Games Shows and Catch Phase Bingo!
The Rector’s Blog - September 2020

Dear Friends,
I’m giving you a warning: I’m about to say something very irritating. Here is comes, ‘So, now look, basically, at the end of the day, we need to do some blue sky thinking and run it up the flagpole.’ Apparently those are some of the most irritating phrases we hear people use. The one that gets me is, ‘There are lessons to be learnt’. When I hear it I wonder why they didn’t already know what the now need to learn. And how can I check that they have learnt their lesson? But let’s not be too harsh on our politicians. After all, have you learnt any lessons recently? Have there been moments when you have thought, ‘I should have known that’?
Do you have a favourite quiz show? The Chase, Tipping Point, Tenable, Rolling in it? University Challenge? Mastermind? I often think, ‘I should have known that’ once I’ve heard the answer. But all these game shows are about knowledge – knowing facts. There don’t seem to be any game shows where people’s wisdom is tested, contestants faced with real life scenarios and they have to make the right choices. But hang on, maybe that is what the soap operas are about. We watch people being buffeted from one dramatic situation to another and we shout at the telly, ‘They should have known better’ or ‘They should have seen that coming’.

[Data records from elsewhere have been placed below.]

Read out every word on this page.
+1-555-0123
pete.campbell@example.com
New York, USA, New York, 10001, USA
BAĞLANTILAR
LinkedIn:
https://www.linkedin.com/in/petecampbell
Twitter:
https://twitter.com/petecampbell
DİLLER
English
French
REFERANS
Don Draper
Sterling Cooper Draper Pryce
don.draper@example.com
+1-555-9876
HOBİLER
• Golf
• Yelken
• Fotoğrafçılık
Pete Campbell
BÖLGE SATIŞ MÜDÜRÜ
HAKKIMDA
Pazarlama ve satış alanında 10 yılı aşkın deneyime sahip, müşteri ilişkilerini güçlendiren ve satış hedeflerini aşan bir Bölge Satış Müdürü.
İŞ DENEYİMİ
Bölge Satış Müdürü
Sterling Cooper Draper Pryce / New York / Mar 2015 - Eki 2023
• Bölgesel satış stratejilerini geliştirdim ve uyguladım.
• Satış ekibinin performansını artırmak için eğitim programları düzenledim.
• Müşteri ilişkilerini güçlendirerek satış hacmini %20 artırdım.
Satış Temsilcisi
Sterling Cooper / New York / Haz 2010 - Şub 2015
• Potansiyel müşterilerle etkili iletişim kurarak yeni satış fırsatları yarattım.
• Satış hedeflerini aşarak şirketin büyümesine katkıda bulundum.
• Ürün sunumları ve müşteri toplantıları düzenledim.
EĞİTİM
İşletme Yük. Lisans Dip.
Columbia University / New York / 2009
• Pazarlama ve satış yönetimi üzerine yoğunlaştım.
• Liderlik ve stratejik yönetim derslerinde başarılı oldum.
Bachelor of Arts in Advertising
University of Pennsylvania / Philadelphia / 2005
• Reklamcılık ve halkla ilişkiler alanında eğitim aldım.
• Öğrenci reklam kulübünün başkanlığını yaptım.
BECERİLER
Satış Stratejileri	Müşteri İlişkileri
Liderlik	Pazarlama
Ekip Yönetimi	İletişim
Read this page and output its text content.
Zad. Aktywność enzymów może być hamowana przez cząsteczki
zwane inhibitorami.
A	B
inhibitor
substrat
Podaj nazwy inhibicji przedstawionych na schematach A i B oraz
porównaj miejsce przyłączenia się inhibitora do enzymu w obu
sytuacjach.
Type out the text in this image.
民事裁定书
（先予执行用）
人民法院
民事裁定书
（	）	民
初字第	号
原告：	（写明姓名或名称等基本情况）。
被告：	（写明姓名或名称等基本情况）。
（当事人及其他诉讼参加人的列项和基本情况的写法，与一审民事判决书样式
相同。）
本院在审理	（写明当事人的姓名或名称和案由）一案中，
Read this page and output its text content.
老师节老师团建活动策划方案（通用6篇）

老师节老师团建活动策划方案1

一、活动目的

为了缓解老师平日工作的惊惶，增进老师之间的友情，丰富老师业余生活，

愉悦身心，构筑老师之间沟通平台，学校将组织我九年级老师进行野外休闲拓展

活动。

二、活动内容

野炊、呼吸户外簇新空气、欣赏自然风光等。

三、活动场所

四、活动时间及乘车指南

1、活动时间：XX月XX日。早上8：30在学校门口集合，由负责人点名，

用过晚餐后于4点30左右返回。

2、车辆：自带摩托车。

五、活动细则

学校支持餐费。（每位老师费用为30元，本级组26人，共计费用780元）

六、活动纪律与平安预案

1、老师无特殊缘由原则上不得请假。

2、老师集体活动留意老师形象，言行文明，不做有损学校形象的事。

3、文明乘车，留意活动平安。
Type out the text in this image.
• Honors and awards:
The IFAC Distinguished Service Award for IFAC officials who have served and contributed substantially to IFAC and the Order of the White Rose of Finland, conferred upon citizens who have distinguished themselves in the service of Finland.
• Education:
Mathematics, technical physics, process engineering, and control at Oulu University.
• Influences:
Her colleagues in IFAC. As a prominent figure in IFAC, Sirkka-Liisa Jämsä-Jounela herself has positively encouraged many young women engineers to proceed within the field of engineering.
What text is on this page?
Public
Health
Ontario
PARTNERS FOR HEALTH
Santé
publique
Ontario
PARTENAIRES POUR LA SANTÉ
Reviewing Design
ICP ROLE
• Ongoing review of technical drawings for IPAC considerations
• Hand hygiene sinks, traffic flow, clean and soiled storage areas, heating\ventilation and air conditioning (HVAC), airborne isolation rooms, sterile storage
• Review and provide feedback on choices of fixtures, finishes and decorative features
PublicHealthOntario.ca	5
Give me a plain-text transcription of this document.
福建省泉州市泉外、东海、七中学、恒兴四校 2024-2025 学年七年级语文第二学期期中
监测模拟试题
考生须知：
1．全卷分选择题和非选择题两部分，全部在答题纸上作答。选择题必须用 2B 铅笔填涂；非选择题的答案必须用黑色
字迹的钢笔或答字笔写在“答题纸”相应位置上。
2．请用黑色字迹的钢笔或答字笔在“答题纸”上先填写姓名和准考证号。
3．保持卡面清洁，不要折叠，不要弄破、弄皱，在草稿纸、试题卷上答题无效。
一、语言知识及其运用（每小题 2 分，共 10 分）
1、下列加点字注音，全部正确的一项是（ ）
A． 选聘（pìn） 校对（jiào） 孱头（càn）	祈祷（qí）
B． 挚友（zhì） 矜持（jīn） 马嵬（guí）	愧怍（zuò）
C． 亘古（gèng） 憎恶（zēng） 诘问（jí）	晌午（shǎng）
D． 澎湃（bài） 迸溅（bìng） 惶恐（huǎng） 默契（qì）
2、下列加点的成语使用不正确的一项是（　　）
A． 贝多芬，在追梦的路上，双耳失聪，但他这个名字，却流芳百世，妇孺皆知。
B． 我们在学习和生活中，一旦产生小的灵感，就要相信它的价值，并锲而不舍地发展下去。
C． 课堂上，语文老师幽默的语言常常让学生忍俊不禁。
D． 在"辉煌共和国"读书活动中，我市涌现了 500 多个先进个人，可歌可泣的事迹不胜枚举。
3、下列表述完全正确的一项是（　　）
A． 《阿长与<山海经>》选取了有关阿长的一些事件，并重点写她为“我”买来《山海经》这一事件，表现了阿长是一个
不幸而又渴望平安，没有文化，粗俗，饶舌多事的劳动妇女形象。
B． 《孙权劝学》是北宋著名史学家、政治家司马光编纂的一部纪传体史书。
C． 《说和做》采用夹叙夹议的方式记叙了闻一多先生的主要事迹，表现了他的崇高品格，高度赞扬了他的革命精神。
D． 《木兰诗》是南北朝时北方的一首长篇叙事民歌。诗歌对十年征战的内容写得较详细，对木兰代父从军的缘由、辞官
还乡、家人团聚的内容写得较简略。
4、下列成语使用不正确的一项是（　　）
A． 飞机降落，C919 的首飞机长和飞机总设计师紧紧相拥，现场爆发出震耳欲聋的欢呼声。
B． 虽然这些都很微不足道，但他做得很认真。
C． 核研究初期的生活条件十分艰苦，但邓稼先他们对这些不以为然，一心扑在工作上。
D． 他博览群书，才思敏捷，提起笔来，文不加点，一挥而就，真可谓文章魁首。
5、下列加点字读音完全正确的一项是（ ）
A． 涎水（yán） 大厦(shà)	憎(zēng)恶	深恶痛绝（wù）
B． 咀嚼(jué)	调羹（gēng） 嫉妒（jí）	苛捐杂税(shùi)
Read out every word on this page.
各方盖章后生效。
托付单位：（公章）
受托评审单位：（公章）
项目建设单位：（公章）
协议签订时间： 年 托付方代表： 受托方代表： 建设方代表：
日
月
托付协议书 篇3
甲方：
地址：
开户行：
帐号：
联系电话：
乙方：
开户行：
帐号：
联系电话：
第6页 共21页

It’s September and it’s time for children to go back to school. No doubt there are lessons to be learnt! Our schools are places where our children get educated. They acquire information, but more importantly we hope they will be made ready for adult life so that they avoid crises where they might end up saying, ‘I should have known that’, and ‘There are lessons to be learnt’.
If you had a chance to go into a school and take a lesson, what age range would you choose and what would you want to teach? What are the lessons we’ve learnt which we would want to pass on? Would it be ‘Choose your friends carefully’ or ‘Build a reputation as a good person’? Here are some of the things Jesus would want to teach: ‘Forgive, and you will be forgiven’, ‘Be courageous’, ‘Being generous is very rewarding’. And the one I like most, ‘Remember that the angels sang when you were born’.